I.4.a.) Localisation des serpentinites dans la plaque plongeante

Au niveau de la plaque plongeante, les études géophysiques mettent en évidence deux plans sismiques séparés de 15 à 30 km (Figure I.19a). S’il apparait que le plan supérieur correspond à une zone de découplage entre la plaque plongeante et le coin mantellique (Reynard, 2013) l’origine du plan inférieur est sujette à débat.

Le premier modèle proposé pour expliquer ce plan de sismicité inférieur est la déshydratation des serpentinites localisées dans la partie inférieure de la lithosphère océanique (Nishiyama, 1992 ; Seno & Yamanaka, 1996 ; Peacock, 2001). Ce modèle suppose une serpentinisation généralisée de la lithosphère plongeante, ce qui est discutable car il existe des évidences géophysiques en contexte intra-océanique montrant que les péridotites ne sont

serpentinisées de manière conséquente que dans les 4 à 6 premiers kilomètres de la lithosphère (e.g. Canales et al., 2000). De plus, au niveau des rides à expansion rapide, il n’y a pas de serpentinisation généralisée de la lithosphère océanique et les serpentinites se localiseraient essentiellement au niveau des failles (cf. La serpentinisation intra-océanique). Ainsi, en Oman, ophiolite générée au niveau d’une ride à expansion rapide, la serpentinisation de la semelle de l’ophiolite, partie la plus serpentinisée de l’ophiolite, pourrait être acquise durant l’obduction.

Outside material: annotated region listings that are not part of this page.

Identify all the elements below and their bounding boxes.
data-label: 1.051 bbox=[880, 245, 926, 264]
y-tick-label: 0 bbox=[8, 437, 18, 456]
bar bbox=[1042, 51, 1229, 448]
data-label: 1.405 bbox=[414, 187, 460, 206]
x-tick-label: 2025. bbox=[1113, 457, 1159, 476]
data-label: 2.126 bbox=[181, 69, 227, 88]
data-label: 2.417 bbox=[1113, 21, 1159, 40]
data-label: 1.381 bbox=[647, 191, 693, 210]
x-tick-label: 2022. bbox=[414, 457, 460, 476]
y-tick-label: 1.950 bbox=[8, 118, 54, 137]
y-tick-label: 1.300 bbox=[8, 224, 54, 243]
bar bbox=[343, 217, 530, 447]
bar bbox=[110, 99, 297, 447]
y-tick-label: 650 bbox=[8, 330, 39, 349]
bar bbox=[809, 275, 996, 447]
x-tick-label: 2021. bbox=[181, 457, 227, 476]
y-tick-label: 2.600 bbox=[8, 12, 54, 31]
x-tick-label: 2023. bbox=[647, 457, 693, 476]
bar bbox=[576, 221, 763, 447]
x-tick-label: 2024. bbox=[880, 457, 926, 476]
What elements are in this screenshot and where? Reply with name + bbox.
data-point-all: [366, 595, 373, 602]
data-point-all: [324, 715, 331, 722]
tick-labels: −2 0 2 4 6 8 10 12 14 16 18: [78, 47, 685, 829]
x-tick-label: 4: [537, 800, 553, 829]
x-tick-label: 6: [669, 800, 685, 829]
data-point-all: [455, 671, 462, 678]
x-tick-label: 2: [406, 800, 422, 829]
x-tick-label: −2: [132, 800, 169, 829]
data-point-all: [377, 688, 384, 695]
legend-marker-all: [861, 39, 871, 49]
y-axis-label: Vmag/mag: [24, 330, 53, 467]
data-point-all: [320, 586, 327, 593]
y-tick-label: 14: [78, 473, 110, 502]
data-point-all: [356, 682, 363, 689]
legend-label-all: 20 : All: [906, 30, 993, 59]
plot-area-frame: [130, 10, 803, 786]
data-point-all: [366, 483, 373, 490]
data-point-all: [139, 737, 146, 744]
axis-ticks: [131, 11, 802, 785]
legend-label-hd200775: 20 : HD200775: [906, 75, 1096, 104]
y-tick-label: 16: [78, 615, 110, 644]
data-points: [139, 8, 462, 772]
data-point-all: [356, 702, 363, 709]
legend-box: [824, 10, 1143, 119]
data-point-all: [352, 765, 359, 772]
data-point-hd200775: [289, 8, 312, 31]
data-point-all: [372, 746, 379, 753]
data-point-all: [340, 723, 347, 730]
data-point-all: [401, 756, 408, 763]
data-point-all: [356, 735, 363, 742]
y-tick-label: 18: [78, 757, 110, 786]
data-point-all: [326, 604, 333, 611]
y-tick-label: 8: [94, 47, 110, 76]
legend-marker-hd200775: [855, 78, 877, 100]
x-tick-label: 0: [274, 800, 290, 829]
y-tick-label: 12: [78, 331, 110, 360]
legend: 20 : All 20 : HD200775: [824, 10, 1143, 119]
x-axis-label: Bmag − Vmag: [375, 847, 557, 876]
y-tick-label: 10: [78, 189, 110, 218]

L’autre modèle proposé envisage l’existence d’une zone de déformation préférentielle de la péridotite lithosphérique, située à 15-30 km de l’interface manteau / plaque plongeante (Figure I.19a), qui favoriserait le développement d’un plan de sismicité (Reynard et al., 2010).

Figure I.19 : (a) Coupe au travers la zone de subduction du Japon présentant les deux plans sismiques observés dans la plaque plongeante (Peacock, 2001). (b) Profil tomographique interprété de la zone de subduction des Cascades (Bostock et al., 2002).

I.4.b.) Chimie des serpentinites de la plaque plongeante

Durant les 200 premiers kilomètres de la subduction, les assemblages océaniques à lizardite et chrysotile sont tout d’abord déstabilisés en antigorite puis en assemblage à chlorite, orthopyroxène et olivine (Trommsdorff et al., 1998 ; Evans, 2004 ; Vils et al., 2011).

Ces différentes transitions de phases sont susceptibles de libérer des fluides pouvant métasomatiser le coin mantellique.

Peu d’études se sont encore intéressées aux fluides libérés par la plaque plongeante dans les premiers 70 km de la subduction, lors de la transition lizardite et/ou chrysotile vers antigorite. Les travaux de Vils et al. (2011), portant sur les ophiolites alpines de Totalp-Platta-Malenco, montrent une diminution des concentrations en B et Li en passant de la lizardite vers l’antigorite durant la subduction. Ainsi, même si cette réaction relâche peu de H2O par rapport à la déshydratation de l’antigorite, ces fluides sont susceptibles d’être fortement enrichis en B et Li et jouer un rôle majeur dans le transfert des éléments en zone de subduction.

A l’opposé, les travaux de Deschamps et al. (2012) sur les serpentinites cubaines et de République Dominicaine ne présentent pas de modification de la concentration FME (excepté pour le B) lors de la transition lizardite et/ou chrysotile vers antigorite. Ces compositions sont par ailleurs identiques à celles reportées dans les serpentinites abyssales. Ils proposent ainsi que ces éléments soient piégés dans la serpentine pendant la subduction jusqu’à sa déshydratation vers 600-700°C.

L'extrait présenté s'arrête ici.